Wednesday, February 13, 2013

Doing My Homework

My homework is to practice catching Lostine with the halter using the trainer's method, and then practice riding her at the walk/jog/walk/jog until she's better about waiting for my cue to trot and responding quicker to my cue to walk.  At the same time, Bombay, who I'm trying to prepare for a trip to the cattle ranch, has been sitting on the sidelines for the past couple of weeks because Lostine has monopolized all of our attention with her trouble-making, and I wanted to put in some time with him before he forgets everything we've been working on.

I started off the morning by trying to catch Lostine.  I walked purposefully toward her with halter in hand, ready to throw it at her shoulder when she spun and ran away.  Boy, was I shocked when she walked right up to me and stood still.  I petted her, praised her, and stroked her with the halter, and she still held still.  I walked off, petted Gabbrielle with the halter, and then returned to Lostine.  She stood there obediently and allowed me to toss the rope over her neck.  I thought for sure she would make a break for it once that rope was around her neck, but she didn't flinch, so I haltered her and took her for a hand-walk out in the desert as a reward.

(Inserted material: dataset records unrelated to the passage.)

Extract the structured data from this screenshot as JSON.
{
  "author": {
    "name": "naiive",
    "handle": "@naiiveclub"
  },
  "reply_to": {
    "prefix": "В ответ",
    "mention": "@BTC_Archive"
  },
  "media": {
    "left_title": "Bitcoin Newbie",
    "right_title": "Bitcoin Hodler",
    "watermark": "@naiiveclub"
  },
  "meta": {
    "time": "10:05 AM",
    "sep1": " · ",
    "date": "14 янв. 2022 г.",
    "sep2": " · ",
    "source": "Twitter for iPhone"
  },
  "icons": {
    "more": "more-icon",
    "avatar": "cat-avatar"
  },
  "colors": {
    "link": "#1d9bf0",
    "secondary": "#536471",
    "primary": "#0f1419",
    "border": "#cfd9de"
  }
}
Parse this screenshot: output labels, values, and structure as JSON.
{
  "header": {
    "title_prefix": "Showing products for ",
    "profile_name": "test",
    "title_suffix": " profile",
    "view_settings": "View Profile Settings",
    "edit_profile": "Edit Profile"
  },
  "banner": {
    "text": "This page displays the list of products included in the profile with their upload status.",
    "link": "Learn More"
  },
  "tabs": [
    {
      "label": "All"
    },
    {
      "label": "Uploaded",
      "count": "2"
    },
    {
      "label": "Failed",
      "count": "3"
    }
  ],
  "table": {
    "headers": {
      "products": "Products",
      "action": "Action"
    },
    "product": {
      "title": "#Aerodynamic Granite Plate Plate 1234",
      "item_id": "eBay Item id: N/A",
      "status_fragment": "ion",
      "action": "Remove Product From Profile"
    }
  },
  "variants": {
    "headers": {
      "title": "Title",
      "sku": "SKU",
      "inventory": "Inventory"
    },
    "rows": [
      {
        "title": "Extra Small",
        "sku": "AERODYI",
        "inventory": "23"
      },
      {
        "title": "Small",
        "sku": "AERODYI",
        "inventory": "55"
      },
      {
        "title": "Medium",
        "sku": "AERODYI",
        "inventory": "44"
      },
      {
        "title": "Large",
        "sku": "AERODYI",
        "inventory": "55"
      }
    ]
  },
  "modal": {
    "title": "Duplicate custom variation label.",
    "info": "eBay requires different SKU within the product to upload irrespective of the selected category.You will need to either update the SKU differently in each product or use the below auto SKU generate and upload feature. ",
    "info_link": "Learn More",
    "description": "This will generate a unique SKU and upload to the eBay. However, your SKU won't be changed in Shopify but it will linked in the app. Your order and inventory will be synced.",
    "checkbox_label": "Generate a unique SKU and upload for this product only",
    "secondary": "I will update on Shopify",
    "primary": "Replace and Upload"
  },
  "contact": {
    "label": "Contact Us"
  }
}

That was fast.  I think back to all the advice I've received on how to catch a horse that runs from the halter, and nothing was as effective as this trainer's method.  I've tried herding the horses into corners.  I've tried clicker-training.  I've tried simply having a treat in my hand every time I halter her.  I've tried taking the halter out with me even if I have no intention of catching a horse.  The best method I knew before the trainer helped me was for me to whack her on the butt with the lead rope and chase her around until she decides it's easier to just stop and let me halter her.  The problem with that is it tires me out.  This trainer said to just throw the halter at the horse and walk over to pick it up.  Approach the horse again.  If it runs off, throw the halter at it again.  There's no chasing involved.  It involves just casually walking around, so you don't expend all your energy.  I guess Lostine doesn't like being hit with the halter and rope, so she learned not to run off to begin with.

For those who worry that throwing an object at a horse could hurt it, we as humans cause way less pain to horses than when other horses kick and bite them, and kicking and biting is how horses behave in their natural setting.  I would say just be careful not to throw the halter and rope at the horse's head, because you could scratch an eye.  If the horse is cantering, aim for the shoulder and you'll probably hit the hip.

Our walk went well.  I found a new path.  Each time I think I've walked every path in that place, I find another one.  We saw the mysterious jackalope again.  Upon arriving home, I saddled Lostine and rode her in the arena.  The neighbor at the back of our property was up on a ladder working on his deck with all kinds of power tools, but Lostine was fine with it.  There were a lot of one-rein stops and repeated flexing of the neck because she kept running off from the walk and walking off from the stop without a cue.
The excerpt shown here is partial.